Much more than a century ago, Carlos Juan Finlay de Barres, a Cuban epidemiologist, ruled out contagion and environmental agents, discovered yellow fever’s transmitting agent (the female Aedes Aegypti mosquito, which transmits dengue) and advanced the main measures to prevent the epidemic, including the destruction of the transmitting mosquitoes’ larvae in their hatcheries.

Epidemiological fumigation. Photo Jorge Luis Baños IPS

In 1901, after the virtual elimination of yellow fever in Havana, his theory was proven.

Eighty years later, on July 24, 1981, in the country where this scientific feat was pulled off, tens of thousands of cases of dengue were reported, a disease transmitted by the same mosquito discovered by the Cuban scientist. At that time, closing a course for the provincial and municipal leaders of the Anti-Aedes Aegypti Campaign, Fidel Castro said, among other things:

“… you are the ones who will be leading the troops, directly, in the fight; you are the officers of the campaign’s army. Of course, that army has its staff, and has other officers, and a rearguard, and resources, but you will be on the front line. ”

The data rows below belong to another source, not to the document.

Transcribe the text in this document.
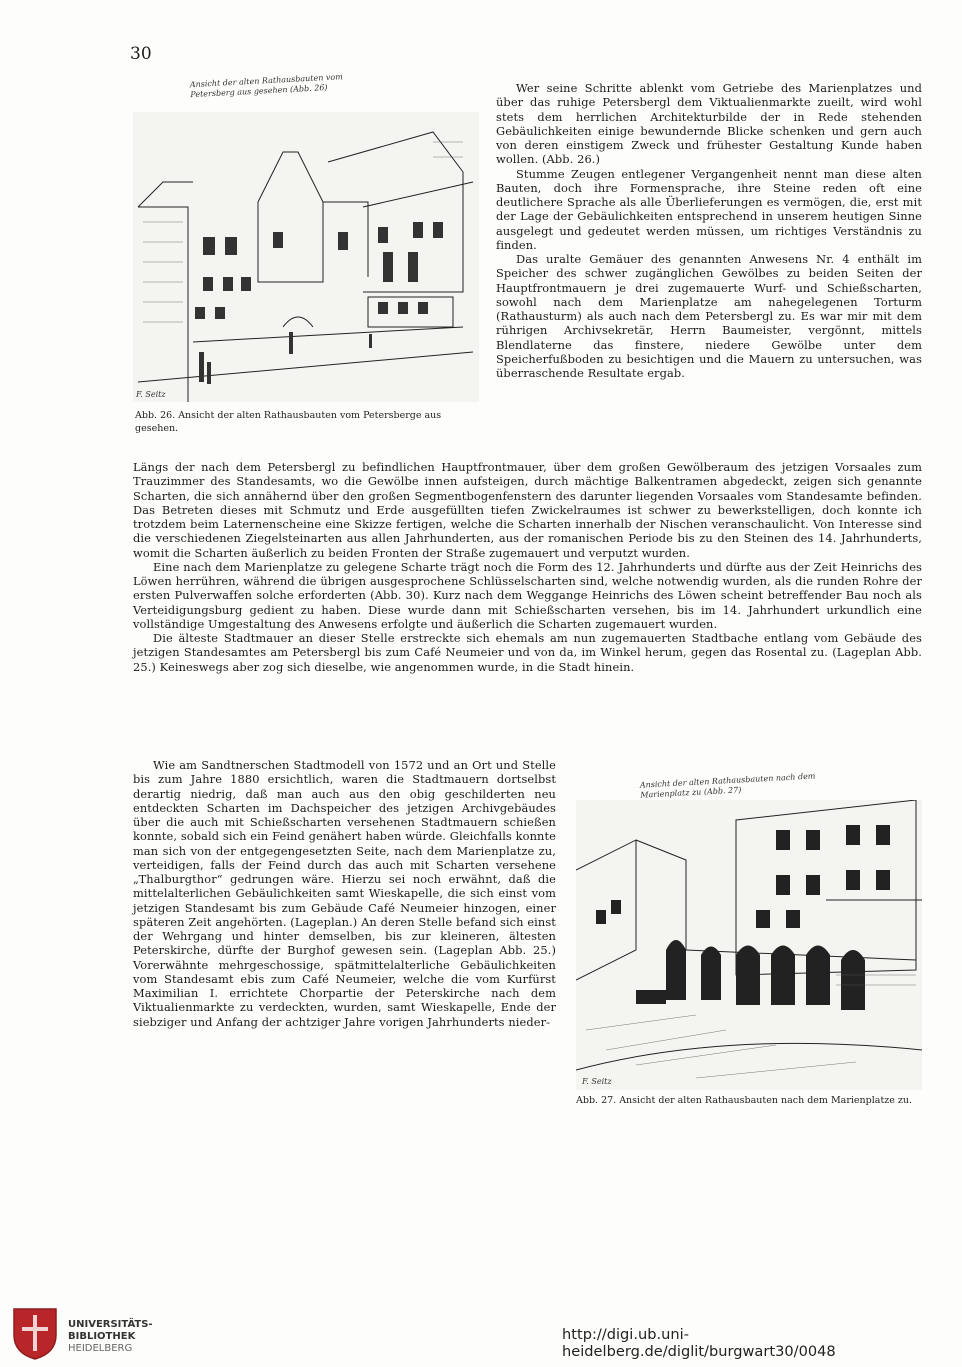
30
Ansicht der alten Rathausbauten vom Petersberg aus gesehen (Abb. 26)
F. Seitz
Abb. 26. Ansicht der alten Rathausbauten vom Petersberge aus gesehen.
Ansicht der alten Rathausbauten nach dem Marienplatz zu (Abb. 27)
F. Seitz
Abb. 27. Ansicht der alten Rathausbauten nach dem Marienplatze zu.

Wer seine Schritte ablenkt vom Getriebe des Marienplatzes und über das ruhige Petersbergl dem Viktualienmarkte zueilt, wird wohl stets dem herrlichen Architekturbilde der in Rede stehenden Gebäulichkeiten einige bewundernde Blicke schenken und gern auch von deren einstigem Zweck und frühester Gestaltung Kunde haben wollen. (Abb. 26.)

Stumme Zeugen entlegener Vergangenheit nennt man diese alten Bauten, doch ihre Formensprache, ihre Steine reden oft eine deutlichere Sprache als alle Überlieferungen es vermögen, die, erst mit der Lage der Gebäulichkeiten entsprechend in unserem heutigen Sinne ausgelegt und gedeutet werden müssen, um richtiges Verständnis zu finden.

Das uralte Gemäuer des genannten Anwesens Nr. 4 enthält im Speicher des schwer zugänglichen Gewölbes zu beiden Seiten der Hauptfrontmauern je drei zugemauerte Wurf- und Schießscharten, sowohl nach dem Marienplatze am nahegelegenen Torturm (Rathausturm) als auch nach dem Petersbergl zu. Es war mir mit dem rührigen Archivsekretär, Herrn Baumeister, vergönnt, mittels Blendlaterne das finstere, niedere Gewölbe unter dem Speicherfußboden zu besichtigen und die Mauern zu untersuchen, was überraschende Resultate ergab.

Längs der nach dem Petersbergl zu befindlichen Hauptfrontmauer, über dem großen Gewölberaum des jetzigen Vorsaales zum Trauzimmer des Standesamts, wo die Gewölbe innen aufsteigen, durch mächtige Balkentramen abgedeckt, zeigen sich genannte Scharten, die sich annähernd über den großen Segmentbogenfenstern des darunter liegenden Vorsaales vom Standesamte befinden. Das Betreten dieses mit Schmutz und Erde ausgefüllten tiefen Zwickelraumes ist schwer zu bewerkstelligen, doch konnte ich trotzdem beim Laternenscheine eine Skizze fertigen, welche die Scharten innerhalb der Nischen veranschaulicht. Von Interesse sind die verschiedenen Ziegelsteinarten aus allen Jahrhunderten, aus der romanischen Periode bis zu den Steinen des 14. Jahrhunderts, womit die Scharten äußerlich zu beiden Fronten der Straße zugemauert und verputzt wurden.

Eine nach dem Marienplatze zu gelegene Scharte trägt noch die Form des 12. Jahrhunderts und dürfte aus der Zeit Heinrichs des Löwen herrühren, während die übrigen ausgesprochene Schlüsselscharten sind, welche notwendig wurden, als die runden Rohre der ersten Pulverwaffen solche erforderten (Abb. 30). Kurz nach dem Weggange Heinrichs des Löwen scheint betreffender Bau noch als Verteidigungsburg gedient zu haben. Diese wurde dann mit Schießscharten versehen, bis im 14. Jahrhundert urkundlich eine vollständige Umgestaltung des Anwesens erfolgte und äußerlich die Scharten zugemauert wurden.

Die älteste Stadtmauer an dieser Stelle erstreckte sich ehemals am nun zugemauerten Stadtbache entlang vom Gebäude des jetzigen Standesamtes am Petersbergl bis zum Café Neumeier und von da, im Winkel herum, gegen das Rosental zu. (Lageplan Abb. 25.) Keineswegs aber zog sich dieselbe, wie angenommen wurde, in die Stadt hinein.

Wie am Sandtnerschen Stadtmodell von 1572 und an Ort und Stelle bis zum Jahre 1880 ersichtlich, waren die Stadtmauern dortselbst derartig niedrig, daß man auch aus den obig geschilderten neu entdeckten Scharten im Dachspeicher des jetzigen Archivgebäudes über die auch mit Schießscharten versehenen Stadtmauern schießen konnte, sobald sich ein Feind genähert haben würde. Gleichfalls konnte man sich von der entgegengesetzten Seite, nach dem Marienplatze zu, verteidigen, falls der Feind durch das auch mit Scharten versehene „Thalburgthor“ gedrungen wäre. Hierzu sei noch erwähnt, daß die mittelalterlichen Gebäulichkeiten samt Wieskapelle, die sich einst vom jetzigen Standesamt bis zum Gebäude Café Neumeier hinzogen, einer späteren Zeit angehörten. (Lageplan.) An deren Stelle befand sich einst der Wehrgang und hinter demselben, bis zur kleineren, ältesten Peterskirche, dürfte der Burghof gewesen sein. (Lageplan Abb. 25.) Vorerwähnte mehrgeschossige, spätmittelalterliche Gebäulichkeiten vom Standesamt ebis zum Café Neumeier, welche die vom Kurfürst Maximilian I. errichtete Chorpartie der Peterskirche nach dem Viktualienmarkte zu verdeckten, wurden, samt Wieskapelle, Ende der siebziger und Anfang der achtziger Jahre vorigen Jahrhunderts nieder-

UNIVERSITÄTS-
BIBLIOTHEK
HEIDELBERG
http://digi.ub.uni-heidelberg.de/diglit/burgwart30/0048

“… the epidemic caught us without weapons, without ammunition and without an army. Now we have been organising the army, quickly. ”

“… we plan to eradicate the epidemic first, but we will not settle for eradicating the epidemic; we will continue the fight until the mosquito is eradicated, that is the purpose.”

“It is difficult to take action against the epidemic when there are 11,000 cases per day, as occurred on some days earlier this month. But when there are 500 cases left, 300 cases, 200 cases, they can be controlled perfectly. ”

“This mosquito is dangerous, it is dangerous because it can be a carrier of diseases that may arise spontaneously, or of diseases that the enemy can introduce into our country.”

“So, we are going to fight like has never been seen anywhere … I think we have the possibility of a great victory ahead of us. ”

“We were in favor of establishing a decent salary for Health workers, as the salary of those fumigating is 106 pesos. Now they will have a salary of approximately 150 pesos.”

“… protecting ourselves from the epidemic … is a means of defending the country, like a division of tanks, because the enemy can use these weapons. He can use them normally and subtly. And nobody is sure whether these epidemics, which have occurred in animals, plants, and in man, have not been intentionally produced. ”

And, despite that war, and his confidence in victory, the epidemic reappeared again and again.

On September 17, 2002, the newspaper Granma  published a report entitled “Alert regarding an increase in outbreaks of Aedes Aegypti” in which the director of the National Center for Health Promotion and Education explained that “following the conclusion of the offensive against Aedes last April, a sustainability stage was commenced, but, little by little, it was neglected, and everything points to a setback with the increase in outbreaks, especially in Havana and Santiago de Cuba”.

That is, five months after the close of another immense and expensive battle “the work done was neglected.”

How is it possible that, after the “victorious” wars, investing millions of dollars, collecting millions of cubic meters of waste, fumigating every Havana locale, for weeks, bombarding the populace with information about the campaign’s progress, decorating the “victorious combatants”, and announcing to the world that only a country like Cuba could do something like this, outbreaks recur, and the problem continues?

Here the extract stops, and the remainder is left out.